Barranco de Masca – mal anders
Vor unseren Augen findet ein Drama statt, heimlich, aber unerbittlich. Rabo de Gato (Pennisetum setaceum), eine als Ziergras eingeschleppte Grasart, breitet sich in den unteren Zonen Teneriffas aus und verdrängt nach und nach die weltweit einmaligen, für die Insel charakteristischen Pflanzen. Auch auf den anderen Inseln ist sie auf breiter Front im Vormarsch. Auf Gran Canaria ist das Borstige Federborstengras, im Volksmund wegen seiner an einen Katzenschwanz erinnernden buschigen Ährenrispen auch „Katzengras“ genannt, schon auf einigen großen ehemals artenreichen Berghängen die nahezu einzige vorhandene Pflanzenart. Das Landschaftsbild wird eintönig und langweilig. Neben dem besonderen Klima ist die Biodiversität in den besonderen Landschaften das wichtigste Kapital der Inseln – nicht nur, aber besonders auch für den Tourismus. Im Barranco de Masca versuchen die Freiwilligen der Asociación Abeque mit Unterstützung durch das Ayuntamiento de Buenavista, das Vordringen aufzuhalten. Auch in anderen Barrancos des Teno-Gebirges, das besonders viele Lokalendemiten beherbergt, ist die Gruppe immer wieder aktiv. Als Lokalendemiten bezeichnet man Organismen, die es weltweit nur an diesem Ort gibt.

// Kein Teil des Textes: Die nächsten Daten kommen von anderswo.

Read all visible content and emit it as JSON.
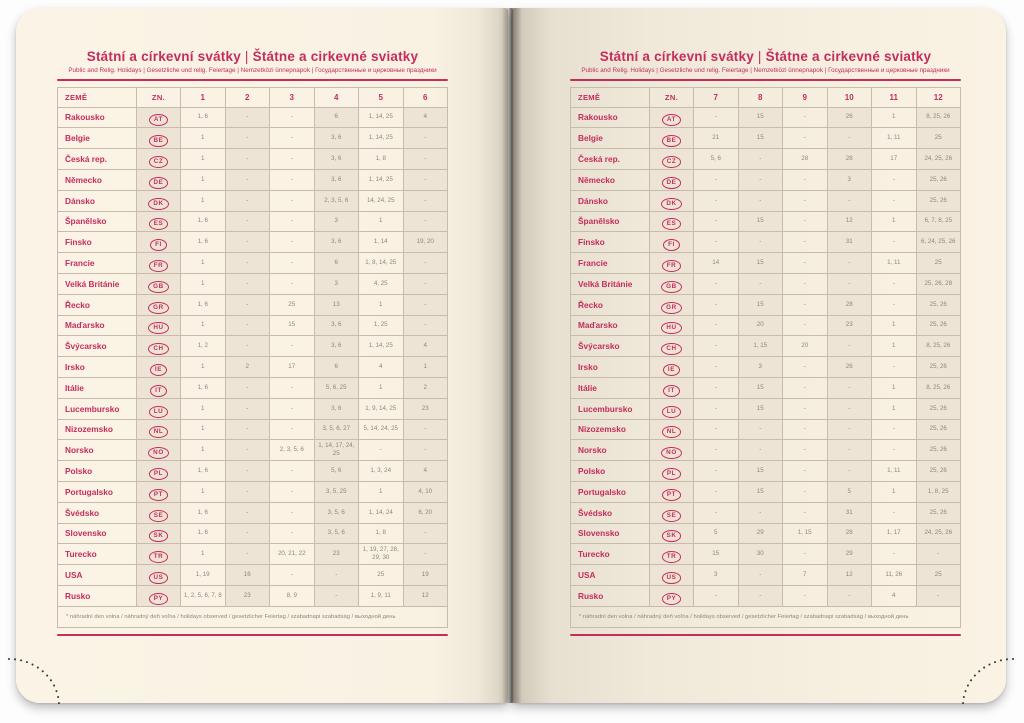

Samstagmorgen, Buenavista wirkt noch ziemlich verschlafen. Vor dem Ayuntamiento bereiten sich die Helfer von Abeque auf den heutigen Einsatz im Barranco de Masca vor. Für die meisten ist es nicht der erste. Unter den Anfängern befinde auch ich mich. Der größte Teil der schließlich 29 Personen umfassenden Gruppe kommt mit langen Lanzas, den kanarischen Bergstangen, die man für den Salto del Pastor braucht. Kein Wunder: Die meisten von ihnen haben in der Gruppe Tagoror Chiregua, die im Orotava-Tal zu Hause ist, diese kunstvolle Art der Fortbewegung im steilen Gelände gelernt. Vor Ort wird sich sehr bald zeigen, wie gut angepasst an die steilen Barrancowände diese Technik ist. Außerdem kann man eine Lanza sehr wirkungsvoll als Hebel benutzen, wenn eine Graspflanze sich nicht aus dem Boden ziehen lässt.

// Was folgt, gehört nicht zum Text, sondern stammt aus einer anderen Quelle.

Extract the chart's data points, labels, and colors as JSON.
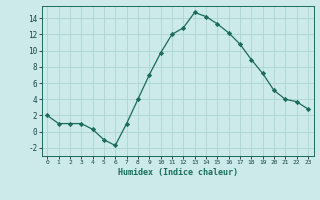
{
  "x": [
    0,
    1,
    2,
    3,
    4,
    5,
    6,
    7,
    8,
    9,
    10,
    11,
    12,
    13,
    14,
    15,
    16,
    17,
    18,
    19,
    20,
    21,
    22,
    23
  ],
  "y": [
    2,
    1,
    1,
    1,
    0.3,
    -1,
    -1.7,
    1,
    4,
    7,
    9.7,
    12,
    12.8,
    14.7,
    14.2,
    13.3,
    12.2,
    10.8,
    8.9,
    7.2,
    5.1,
    4,
    3.7,
    2.8
  ],
  "line_color": "#1a6b5a",
  "marker": "D",
  "marker_size": 2.2,
  "bg_color": "#cceaea",
  "grid_color": "#aed4d4",
  "xlabel": "Humidex (Indice chaleur)",
  "ylim": [
    -3,
    15.5
  ],
  "xlim": [
    -0.5,
    23.5
  ],
  "yticks": [
    -2,
    0,
    2,
    4,
    6,
    8,
    10,
    12,
    14
  ],
  "xticks": [
    0,
    1,
    2,
    3,
    4,
    5,
    6,
    7,
    8,
    9,
    10,
    11,
    12,
    13,
    14,
    15,
    16,
    17,
    18,
    19,
    20,
    21,
    22,
    23
  ]
}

Aber noch sind wir in der Vorbereitung. Jeder bekommt eine kleine Hacke und eine Plastiktüte, die wiederum in einen stabilen Sack gesteckt wird. In der Tüte sollen die Ähren der Graspflanzen gesammelt werden, bevor die Pflanze selbst gerodet wird. Solch eine Ähre hat Hunderte von Samen. Jede Pflanze kann also Tausende Nachkommen erzeugen – nicht nur in ihrer Umgebung; denn die leichten federigen Samen fliegen mit dem Wind kilometerweit. Deswegen müssen als Erstes die Ähren entfernt und in der Tüte gesammelt werden, damit man beim anschließenden Roden nicht die Samen verstreut und so ungewollt den Eindringling noch weiter verbreitet. Die verschlossene Tüte kommt in den Schutzsack. Sie darf kein Loch bekommen, durch das unbemerkt Samen ausgestreut werden könnten. Am Ende der Aktion sollen dann alle Ähren gemeinsam der Verbrennung zugeführt werden. Ohne ihre Ähren legt man die ausgerissenen Gräser zum Vertrocknen auf einen Stein.

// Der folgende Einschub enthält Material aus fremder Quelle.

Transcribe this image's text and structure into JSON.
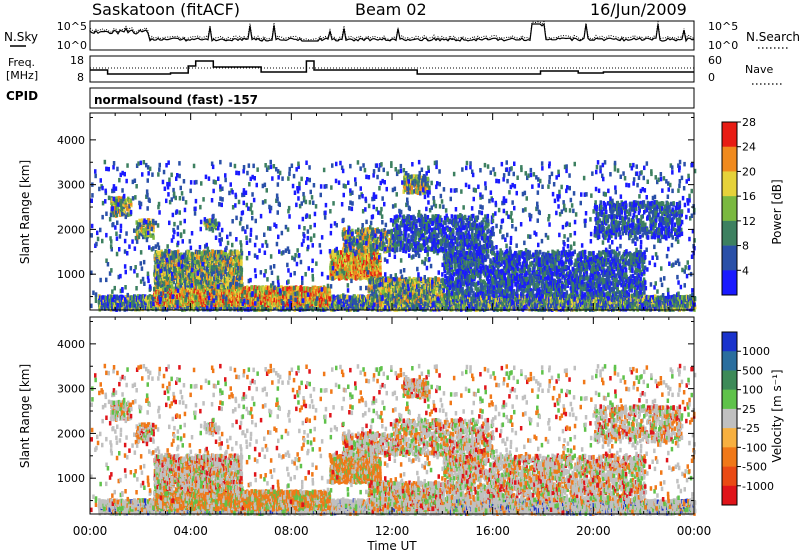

Ein von der Stadt zur Verfügung gestellter Bus bringt uns und alle Ausrüstung nach Masca. Unterwegs bekommen wir genaue Instruktionen über die einzelnen Arbeitsschritte, vor allem aber auch darüber, wie wir die gesuchte Pflanze von anderen Gräsern, die immer schon hier wuchsen und geschützt bleiben sollten, unterscheiden können. Solange Ähren vorhanden sind, ist das ganz einfach. Kein anderes Gras sieht so aus. Aber die jungen Pflanzen kann man nur identifizieren, wenn man mit den Fingern an den Blättern von der Spitze zur Pflanze streicht. Sie sind so rau und borstig wie ihr deutscher Name. Kein Tier frisst so etwas. Es ist deswegen nicht auszuschließen, dass an einigen Orten die Ziegenweide sogar die Ausbreitung von Pennisetum begünstigt: Während die schmackhaften Pflanzen abgeknabbert werden, bleibt der Neuankömmling unbeschädigt und nimmt den freien Platz ein. In seinen ostafrikanischen Herkunftsgebieten war dieser Fraßschutz vermutlich überlebenswichtig. Auch die deutliche Überproduktion äußerst vitaler Samen war solch eine Anpassung; denn kaum einer von ihnen gelangte dort an einen Platz, an dem er sich zu einer neuen Pflanze entwickeln konnte. Auf den fruchtbaren Böden Teneriffas braucht es jedoch nur noch etwas Feuchtigkeit, und das Verhängnis nimmt seinen Lauf.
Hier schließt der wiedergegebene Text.